Released: March 9, 2017
Jeffrey Shapiro, Adjudicator
Footnotes
- The Applicant withdrew a claim for $98.63 in services from Millikan Finch Diagnostic Imaging. The respondent’s materials listed this withdrawn amount, together with the amount from Evergold Pharmacy, as one issue.
- See Employer’s Confirmation Form (OCF-2), at page 2, Respondent Tab 48.
- Respondent Tab 54, at section 1. Though somewhat vague, during his testimony, the Applicant denied using those words.
- Respondent Tab 48.
- Respondent Tab 12.
- Respondent Tabs 15 and 45.
- Respondent Tab 17; Applicant Tabs 3 and 24.
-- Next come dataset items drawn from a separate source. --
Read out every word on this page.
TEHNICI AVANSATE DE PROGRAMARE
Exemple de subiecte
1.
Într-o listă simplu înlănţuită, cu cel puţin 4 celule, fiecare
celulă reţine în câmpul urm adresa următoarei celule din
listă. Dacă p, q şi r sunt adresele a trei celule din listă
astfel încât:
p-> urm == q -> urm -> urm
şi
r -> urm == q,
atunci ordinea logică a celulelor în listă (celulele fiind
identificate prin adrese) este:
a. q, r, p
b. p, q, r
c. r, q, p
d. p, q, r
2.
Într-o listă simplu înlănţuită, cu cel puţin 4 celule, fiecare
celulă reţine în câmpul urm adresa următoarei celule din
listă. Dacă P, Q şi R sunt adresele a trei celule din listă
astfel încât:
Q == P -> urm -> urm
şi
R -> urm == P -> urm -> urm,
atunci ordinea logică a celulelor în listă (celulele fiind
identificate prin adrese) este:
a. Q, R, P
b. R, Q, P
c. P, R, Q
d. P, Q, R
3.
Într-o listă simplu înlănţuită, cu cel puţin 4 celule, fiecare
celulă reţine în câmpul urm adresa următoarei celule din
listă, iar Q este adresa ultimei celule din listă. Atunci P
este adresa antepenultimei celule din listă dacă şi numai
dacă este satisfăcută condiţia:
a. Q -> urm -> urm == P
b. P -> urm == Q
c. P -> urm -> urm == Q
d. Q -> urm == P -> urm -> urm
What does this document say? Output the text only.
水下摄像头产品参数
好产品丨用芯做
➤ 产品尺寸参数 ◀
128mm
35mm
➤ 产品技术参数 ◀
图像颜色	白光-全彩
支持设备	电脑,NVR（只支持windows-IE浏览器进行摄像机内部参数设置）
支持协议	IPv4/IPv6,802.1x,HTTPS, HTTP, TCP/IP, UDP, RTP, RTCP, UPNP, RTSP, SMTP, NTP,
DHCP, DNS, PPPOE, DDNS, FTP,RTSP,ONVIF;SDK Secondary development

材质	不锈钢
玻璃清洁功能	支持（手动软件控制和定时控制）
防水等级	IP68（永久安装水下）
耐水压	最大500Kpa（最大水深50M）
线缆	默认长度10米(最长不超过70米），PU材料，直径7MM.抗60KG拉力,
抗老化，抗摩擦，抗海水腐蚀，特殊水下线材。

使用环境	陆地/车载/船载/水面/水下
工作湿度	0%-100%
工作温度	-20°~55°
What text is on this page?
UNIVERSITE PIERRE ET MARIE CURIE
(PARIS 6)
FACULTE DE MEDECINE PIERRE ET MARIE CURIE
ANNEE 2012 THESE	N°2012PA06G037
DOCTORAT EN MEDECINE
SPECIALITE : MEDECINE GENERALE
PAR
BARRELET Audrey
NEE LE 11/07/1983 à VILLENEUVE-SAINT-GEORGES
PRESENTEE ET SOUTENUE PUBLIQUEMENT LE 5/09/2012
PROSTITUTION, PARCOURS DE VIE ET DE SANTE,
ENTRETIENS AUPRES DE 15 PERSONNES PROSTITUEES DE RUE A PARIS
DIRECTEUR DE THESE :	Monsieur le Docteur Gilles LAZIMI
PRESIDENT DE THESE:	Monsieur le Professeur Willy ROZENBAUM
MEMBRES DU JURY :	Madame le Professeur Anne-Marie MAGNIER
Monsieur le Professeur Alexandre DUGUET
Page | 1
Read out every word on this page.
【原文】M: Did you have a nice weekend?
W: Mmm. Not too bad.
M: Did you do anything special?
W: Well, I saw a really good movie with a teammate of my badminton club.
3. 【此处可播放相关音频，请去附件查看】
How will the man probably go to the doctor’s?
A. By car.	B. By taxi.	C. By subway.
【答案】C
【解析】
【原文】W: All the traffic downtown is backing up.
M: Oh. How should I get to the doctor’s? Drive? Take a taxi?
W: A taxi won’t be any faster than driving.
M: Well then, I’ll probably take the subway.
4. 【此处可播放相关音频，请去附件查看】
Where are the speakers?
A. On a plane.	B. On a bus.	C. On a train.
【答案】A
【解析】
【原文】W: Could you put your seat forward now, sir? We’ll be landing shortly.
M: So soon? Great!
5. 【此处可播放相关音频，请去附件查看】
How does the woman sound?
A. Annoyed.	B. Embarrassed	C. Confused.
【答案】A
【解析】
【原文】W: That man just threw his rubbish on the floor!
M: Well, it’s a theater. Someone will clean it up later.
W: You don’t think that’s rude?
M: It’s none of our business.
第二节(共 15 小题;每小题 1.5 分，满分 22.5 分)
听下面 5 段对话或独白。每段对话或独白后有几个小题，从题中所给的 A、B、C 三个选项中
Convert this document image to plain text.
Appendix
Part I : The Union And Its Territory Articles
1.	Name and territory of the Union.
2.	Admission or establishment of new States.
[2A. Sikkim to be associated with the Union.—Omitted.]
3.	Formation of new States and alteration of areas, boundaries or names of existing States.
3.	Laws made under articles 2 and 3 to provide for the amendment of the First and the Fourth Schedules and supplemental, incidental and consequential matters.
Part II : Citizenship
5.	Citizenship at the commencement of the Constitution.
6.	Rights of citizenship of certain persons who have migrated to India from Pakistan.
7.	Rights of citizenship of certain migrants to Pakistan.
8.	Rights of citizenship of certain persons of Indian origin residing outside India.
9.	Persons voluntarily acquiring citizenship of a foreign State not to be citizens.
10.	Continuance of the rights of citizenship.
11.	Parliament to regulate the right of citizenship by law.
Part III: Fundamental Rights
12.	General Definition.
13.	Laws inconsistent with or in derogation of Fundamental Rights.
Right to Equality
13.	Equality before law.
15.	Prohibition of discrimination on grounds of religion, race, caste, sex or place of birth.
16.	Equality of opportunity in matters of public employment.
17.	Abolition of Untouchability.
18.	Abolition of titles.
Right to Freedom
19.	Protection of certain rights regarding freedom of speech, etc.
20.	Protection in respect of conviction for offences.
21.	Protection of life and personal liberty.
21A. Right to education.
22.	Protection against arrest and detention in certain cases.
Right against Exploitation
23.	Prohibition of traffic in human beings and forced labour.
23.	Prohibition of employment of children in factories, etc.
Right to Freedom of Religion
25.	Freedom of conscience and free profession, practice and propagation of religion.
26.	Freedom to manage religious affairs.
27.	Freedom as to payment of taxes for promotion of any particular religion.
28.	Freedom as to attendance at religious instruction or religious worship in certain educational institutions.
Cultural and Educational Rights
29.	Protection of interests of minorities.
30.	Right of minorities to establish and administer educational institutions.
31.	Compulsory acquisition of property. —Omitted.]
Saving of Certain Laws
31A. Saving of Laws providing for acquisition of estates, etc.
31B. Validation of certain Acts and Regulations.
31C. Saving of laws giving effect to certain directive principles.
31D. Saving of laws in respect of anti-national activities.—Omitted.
- Respondent Tabs 3 and 4; Applicants Tab 20 and 21. I note that Dr. Chu’s records contain Lab Testing occurring on February 24, 2015. The parties did not address the Lab Testing. It appears it is unrelated to the MVA. Tab 4 contains Dr. Chu’s note dated May 25, 2016, specifically stating that “He did not visit me regarding his MVA injuries,” and further noting that he did prescribe Norvasc for hypertension and Allopurinol for gout prior the MVA, and “As a result, I did not proscribe any medication for his MVA injuries.”
- Applicant Tab 21.
- Respondent Tab 33.
- Respondent Tabs 38 and 39; Applicant Tab 29.
- Respondent Tab 33.
- Respondent Tab 13. It was unclear from the testimony if this was the same or different employer as the “noodle restaurant.” I note that names of the pre-accident employer, noodle and current restaurant were provided.
- Respondent Tabs 50-52. The disclosure was provided under cover letter from Yueng and Associates.
- Respondent Tab 52.
- Respondent Tab 17; Applicant Tabs 3 and 24.
- Applicant Tab 24.
- Her Report described that the Applicant “did not attend appropriately to item content. He endorsed a very high number of items that are rarely endorsed by others, many of these reflecting highly unlikely experiences...” Respondent Tab 20, p. 5-6.
- Dr. Dessouki’s Report, page 7, question 3, states “Mr. Zheng does not suffer a substantial inability to perform the essential tasks of his employment as a direct result of this motor vehicle accident.”
- Although not cited by the parties, this same result was recently reached by directors delegate decision of the Financial Services Commission of Ontario (“FSCO”) in Zupnik and State Farm Mutual Automobile Insurance Company, (FSCO Appeal P15-00037, September 19, 2016)(citing Stranges).
- Respondent Tab 33.
- Sec. 18(2) of the Schedule provides that “…the $3,500 limit…does not apply to an insured person if his or her health practitioner determines and provides compelling evidence that the insured person has a pre-existing medical condition that was documented by a health practitioner before the accident and that will prevent the insured person from achieving maximal recovery from the minor injury if the insured person is subject to the $3,500 limit…” However, while briefly raised in the Applicant’s Submission at para. 51, this issue was not meaningfully raised at the hearing, and I do not find evidence was established of such pre-existing conditions.